Les centres de santé de base constituent également un vivier de terrains de stage dans la mesure où les médecins seront de plus en plus appelés à y exercer. Le débat sur le profil du médecin de demain est ouvert. Nous assistons à un changement démographique, épidémiologique et la médecine devient de plus en plus technique. Tous ces changements imposent une réflexion sur la médecine de demain et le médecin marocain doit être armé pour accompagner ces changements. La formation à distance, troisième aspect de la formation initiale, joue aussi à ce niveau un rôle essentiel. La télémédecine se développe de plus en plus et permet un élargissement du public cible. Les facultés de médecine sont équipées de ce système et certains services hospitaliers travaillent déjà en connexion avec des partenaires en Europe ou aux Etats-Unis. En parallèle, les banques de données sur Internet, dans les médiathèques… méritent d’être étoffées pour encourager l’auto-apprentissage.

La recherche médicale, qui poursuit des objectifs communs à ceux visés par la FMC, attend aussi une législation, du moins en ce qui concerne les essais cliniques.La production de recommandations de bonne pratique médicale -qui seront transformées en référentiels de prise en charge une fois validées sur le plan socio-économique et culturel, est une pratique issue de la tradition anglo-saxonne. Le système de formation anglo-saxon était basé sur le transfert des connaissances centré sur l’étudiant. Pourquoi ? Parce que l’étudiant qui paye sa formation attend des résultats.

Ces résultats, il les obtient après une évaluation qui n’a de valeur que si elle s’appuie sur des repères, des références. Il s’agit d’une pratique de normalisation que les pays d’Europe latine, par exemple, n’avaient pas développée dans la mesure où les études étaient financées par l’argent public. Les exigences n’étaient pas les mêmes. Ces pays ont adopté tardivement le système des référentiels, lorsque la gestion économique l’a imposé.

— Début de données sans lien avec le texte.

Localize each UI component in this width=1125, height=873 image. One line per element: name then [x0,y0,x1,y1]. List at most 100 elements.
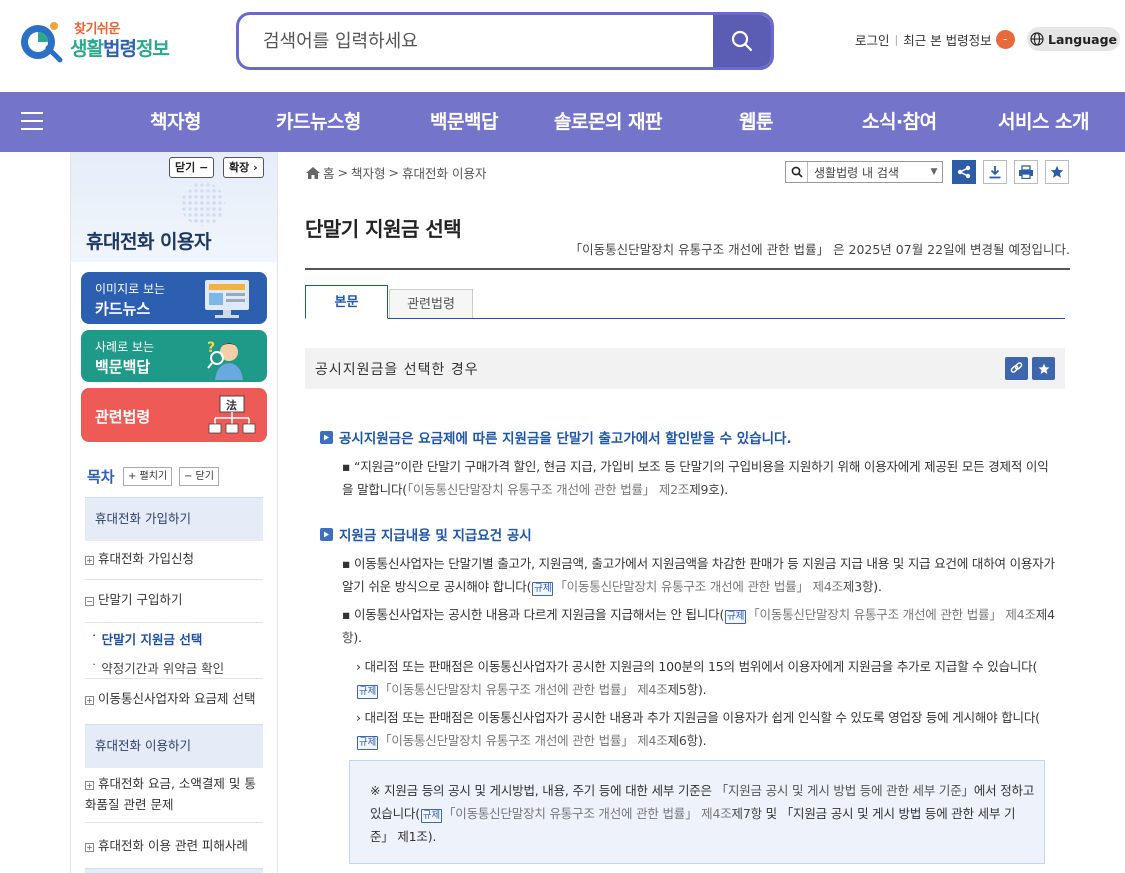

Pour le Maroc, il s’agit aujourd’hui de produire des recommandations sur la base de la lecture de la bibliographie internationale et des données épidémiologiques locales qui permettront de définir le parcours d’un patient : quels sont les examens à envisager ? Quels sont les traitements préconisés ? Quel est le rythme du suivi ? Quel est le coût ? Ces recommandations deviendront des référentiels opposables dès lors qu’elles auront été validées en termes socio-économiques et culturels. Les référentiels préciseront ce que les organismes tels que la CNOPS ou la CNSS prendront en charge et pour quel montant. À partir de là, tout patient aura droit à la même prise en charge, au même traitement, qu’il s’adresse au public ou au privé, qu’il réside en ville ou à la campagne. Par conséquent, les structures de santé vont devoir se mettre à niveau.

L’expérience qui nous est offerte dans ce pays est unique car nous nous sommes organisés autour d’un consensus national qui veut que le référentiel vienne après la production des recommandations de bonne pratique par des équipes de scientifiques multidisciplinaires. Nous sommes les premiers à procéder ainsi et notre expérience intéresse d’autres pays.Cinq référentiels sont prêts. Ils deviendront opposables à signature de l’arrêté ministériel. Une quinzaine d’autres est en cours de production. Le processus d’élaboration est long, il nécessite trois à quatre années de travail et la loi impose une réévaluation tous les cinq ans.